EM and EM-based techniques

Electron microscopy (EM) is the most common used technique to observe the nuclear structure. Electron microscope uses a beam of accelerated electrons as a source of illumination providing a high resolution, such as conventional transmission electron microscopy (TEM) with ~1 nm resolution. Since long, using TEM, one can observe thin sections of nuclei from chemically fixed or cryofixed cells. For conventional fixation methods, the cells are fixed by chemicals which can alter the nuclear morphology (Figure 23A).
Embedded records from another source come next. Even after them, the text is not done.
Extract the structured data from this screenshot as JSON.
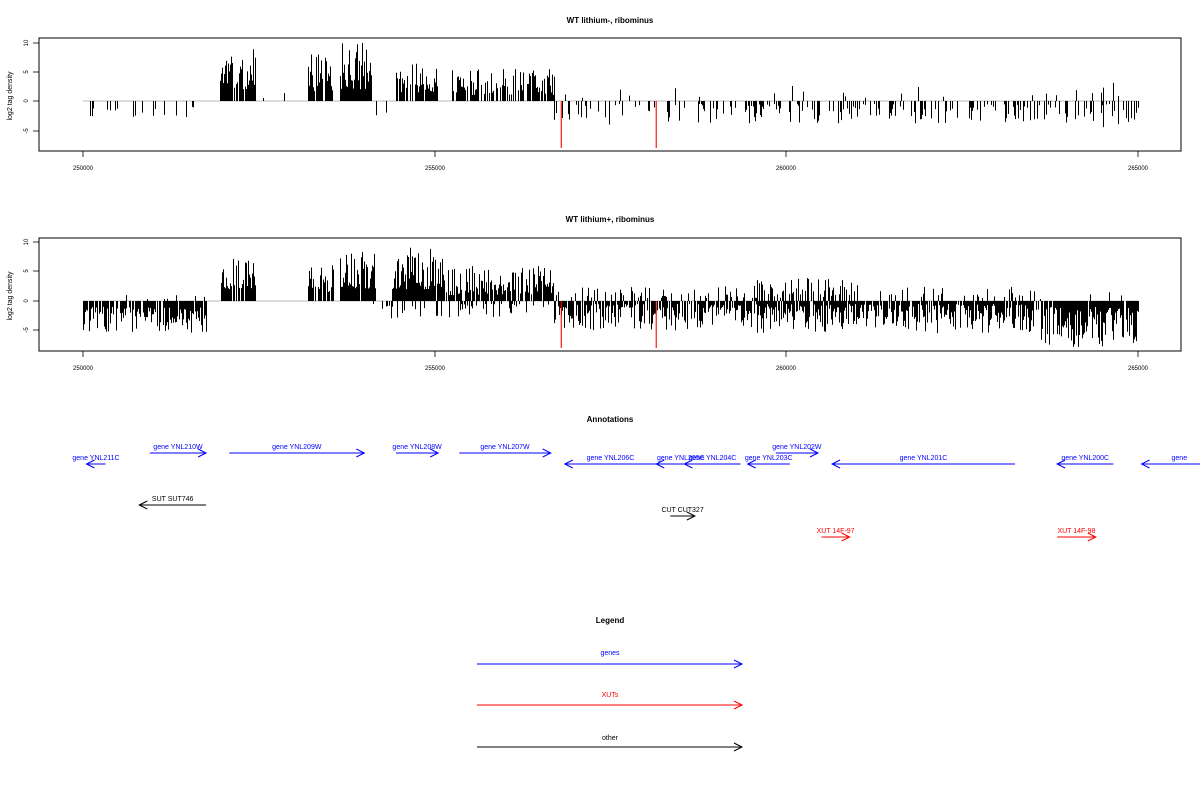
{
  "tracks": [
    {
      "title": "WT lithium-, ribominus",
      "ylabel": "log2 tag density",
      "x_ticks": [
        "250000",
        "255000",
        "260000",
        "265000"
      ],
      "y_ticks": [
        "-5",
        "0",
        "5",
        "10"
      ]
    },
    {
      "title": "WT lithium+, ribominus",
      "ylabel": "log2 tag density",
      "x_ticks": [
        "250000",
        "255000",
        "260000",
        "265000"
      ],
      "y_ticks": [
        "-5",
        "0",
        "5",
        "10"
      ]
    }
  ],
  "annotations": {
    "title": "Annotations",
    "items": [
      {
        "label": "gene YNL211C",
        "start": 250050,
        "end": 250320,
        "strand": "-",
        "type": "gene"
      },
      {
        "label": "gene YNL210W",
        "start": 250950,
        "end": 251750,
        "strand": "+",
        "type": "gene"
      },
      {
        "label": "gene YNL209W",
        "start": 252080,
        "end": 254000,
        "strand": "+",
        "type": "gene"
      },
      {
        "label": "gene YNL208W",
        "start": 254450,
        "end": 255050,
        "strand": "+",
        "type": "gene"
      },
      {
        "label": "gene YNL207W",
        "start": 255350,
        "end": 256650,
        "strand": "+",
        "type": "gene"
      },
      {
        "label": "gene YNL206C",
        "start": 256850,
        "end": 258150,
        "strand": "-",
        "type": "gene"
      },
      {
        "label": "gene YNL205C",
        "start": 258150,
        "end": 258850,
        "strand": "-",
        "type": "gene"
      },
      {
        "label": "gene YNL204C",
        "start": 258550,
        "end": 259350,
        "strand": "-",
        "type": "gene"
      },
      {
        "label": "gene YNL203C",
        "start": 259450,
        "end": 260050,
        "strand": "-",
        "type": "gene"
      },
      {
        "label": "gene YNL202W",
        "start": 259850,
        "end": 260450,
        "strand": "+",
        "type": "gene"
      },
      {
        "label": "gene YNL201C",
        "start": 260650,
        "end": 263250,
        "strand": "-",
        "type": "gene"
      },
      {
        "label": "gene YNL200C",
        "start": 263850,
        "end": 264650,
        "strand": "-",
        "type": "gene"
      },
      {
        "label": "gene",
        "start": 265050,
        "end": 266200,
        "strand": "-",
        "type": "gene"
      },
      {
        "label": "SUT SUT746",
        "start": 250800,
        "end": 251750,
        "strand": "-",
        "type": "other"
      },
      {
        "label": "CUT CUT327",
        "start": 258350,
        "end": 258700,
        "strand": "+",
        "type": "other"
      },
      {
        "label": "XUT 14F-97",
        "start": 260500,
        "end": 260900,
        "strand": "+",
        "type": "xut"
      },
      {
        "label": "XUT 14F-98",
        "start": 263850,
        "end": 264400,
        "strand": "+",
        "type": "xut"
      }
    ]
  },
  "legend": {
    "title": "Legend",
    "items": [
      {
        "label": "genes",
        "type": "gene"
      },
      {
        "label": "XUTs",
        "type": "xut"
      },
      {
        "label": "other",
        "type": "other"
      }
    ]
  },
  "colors": {
    "gene": "#0000ff",
    "xut": "#ff0000",
    "other": "#000000",
    "bars": "#000000",
    "highlight": "#ff0000",
    "baseline": "#a0a0a0"
  },
  "chart_data": [
    {
      "type": "bar",
      "title": "WT lithium-, ribominus",
      "xlabel": "",
      "ylabel": "log2 tag density",
      "xlim": [
        249400,
        265600
      ],
      "ylim": [
        -8.5,
        10.5
      ],
      "grid": false,
      "seed": 11,
      "highlights": [
        {
          "x": 256800,
          "y": -8
        },
        {
          "x": 258150,
          "y": -8
        }
      ],
      "regions": [
        {
          "x": [
            250050,
            251750
          ],
          "sign": -1,
          "min": 1,
          "max": 3.5,
          "density": 0.12
        },
        {
          "x": [
            251950,
            252450
          ],
          "sign": 1,
          "min": 2,
          "max": 9,
          "density": 0.9
        },
        {
          "x": [
            252550,
            253000
          ],
          "sign": 1,
          "min": 0.5,
          "max": 2,
          "density": 0.05
        },
        {
          "x": [
            253200,
            253550
          ],
          "sign": 1,
          "min": 1.5,
          "max": 8,
          "density": 0.85
        },
        {
          "x": [
            253650,
            254100
          ],
          "sign": 1,
          "min": 2,
          "max": 10,
          "density": 0.95
        },
        {
          "x": [
            254100,
            254400
          ],
          "sign": -1,
          "min": 1,
          "max": 3,
          "density": 0.12
        },
        {
          "x": [
            254450,
            255050
          ],
          "sign": 1,
          "min": 1.5,
          "max": 6.5,
          "density": 0.8
        },
        {
          "x": [
            255250,
            256700
          ],
          "sign": 1,
          "min": 1,
          "max": 5.5,
          "density": 0.75
        },
        {
          "x": [
            256700,
            259500
          ],
          "sign": -1,
          "min": 0.5,
          "max": 4,
          "density": 0.3
        },
        {
          "x": [
            256700,
            259500
          ],
          "sign": 1,
          "min": 0.5,
          "max": 3,
          "density": 0.05
        },
        {
          "x": [
            259500,
            263600
          ],
          "sign": -1,
          "min": 0.5,
          "max": 3.8,
          "density": 0.35
        },
        {
          "x": [
            259500,
            263600
          ],
          "sign": 1,
          "min": 0.5,
          "max": 3.5,
          "density": 0.03
        },
        {
          "x": [
            263600,
            265000
          ],
          "sign": -1,
          "min": 0.5,
          "max": 4.5,
          "density": 0.3
        },
        {
          "x": [
            263600,
            265000
          ],
          "sign": 1,
          "min": 0.5,
          "max": 3.5,
          "density": 0.05
        }
      ]
    },
    {
      "type": "bar",
      "title": "WT lithium+, ribominus",
      "xlabel": "",
      "ylabel": "log2 tag density",
      "xlim": [
        249400,
        265600
      ],
      "ylim": [
        -8.5,
        10.5
      ],
      "grid": false,
      "seed": 29,
      "highlights": [
        {
          "x": 256800,
          "y": -8
        },
        {
          "x": 258150,
          "y": -8
        }
      ],
      "regions": [
        {
          "x": [
            250000,
            251750
          ],
          "sign": -1,
          "min": 1,
          "max": 5.5,
          "density": 0.85
        },
        {
          "x": [
            250000,
            251750
          ],
          "sign": 1,
          "min": 0.3,
          "max": 1.2,
          "density": 0.03
        },
        {
          "x": [
            251950,
            252450
          ],
          "sign": 1,
          "min": 2,
          "max": 7.5,
          "density": 0.9
        },
        {
          "x": [
            253200,
            253550
          ],
          "sign": 1,
          "min": 1.5,
          "max": 7,
          "density": 0.85
        },
        {
          "x": [
            253650,
            254150
          ],
          "sign": 1,
          "min": 2,
          "max": 9,
          "density": 0.95
        },
        {
          "x": [
            254400,
            255100
          ],
          "sign": 1,
          "min": 2,
          "max": 9.5,
          "density": 0.95
        },
        {
          "x": [
            255100,
            256700
          ],
          "sign": 1,
          "min": 1,
          "max": 6,
          "density": 0.8
        },
        {
          "x": [
            254100,
            256700
          ],
          "sign": -1,
          "min": 0.5,
          "max": 3,
          "density": 0.2
        },
        {
          "x": [
            256700,
            259500
          ],
          "sign": -1,
          "min": 0.5,
          "max": 5,
          "density": 0.8
        },
        {
          "x": [
            256700,
            259500
          ],
          "sign": 1,
          "min": 0.5,
          "max": 2.5,
          "density": 0.25
        },
        {
          "x": [
            259500,
            263600
          ],
          "sign": -1,
          "min": 0.5,
          "max": 5.5,
          "density": 0.85
        },
        {
          "x": [
            259500,
            261000
          ],
          "sign": 1,
          "min": 0.5,
          "max": 4,
          "density": 0.45
        },
        {
          "x": [
            261000,
            263600
          ],
          "sign": 1,
          "min": 0.5,
          "max": 2.5,
          "density": 0.15
        },
        {
          "x": [
            263600,
            265000
          ],
          "sign": -1,
          "min": 1,
          "max": 8,
          "density": 0.9
        },
        {
          "x": [
            263600,
            265000
          ],
          "sign": 1,
          "min": 0.3,
          "max": 1.5,
          "density": 0.05
        }
      ]
    }
  ]
}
Cryo- fixation is a physical fixation technique that reduces fixation artifact and therefore preserve the nuclear ultrastructure (Figure 23B) (Trumtel et al., 2000). After cryo-fixation, following cryo-substitution and resin embedding to prepare the ultra-thin sections are also source of artifacts. Morover, the analysis of the ultrathin sections (50-100 nm) only allows the measurement of nuclear shape and size in 2D. To estimate the nuclear size in 3D from the 2D results, one has to do statistical analysis of many sections which is technical challenging. In addition, this method is generally biased due to the random sectioning orientation.

Figure 23. Nuclear morphology of yeast L1489 prepared by cryo-fixation and chemical fixation techniques, respectively. From (Trumtel et al., 2000).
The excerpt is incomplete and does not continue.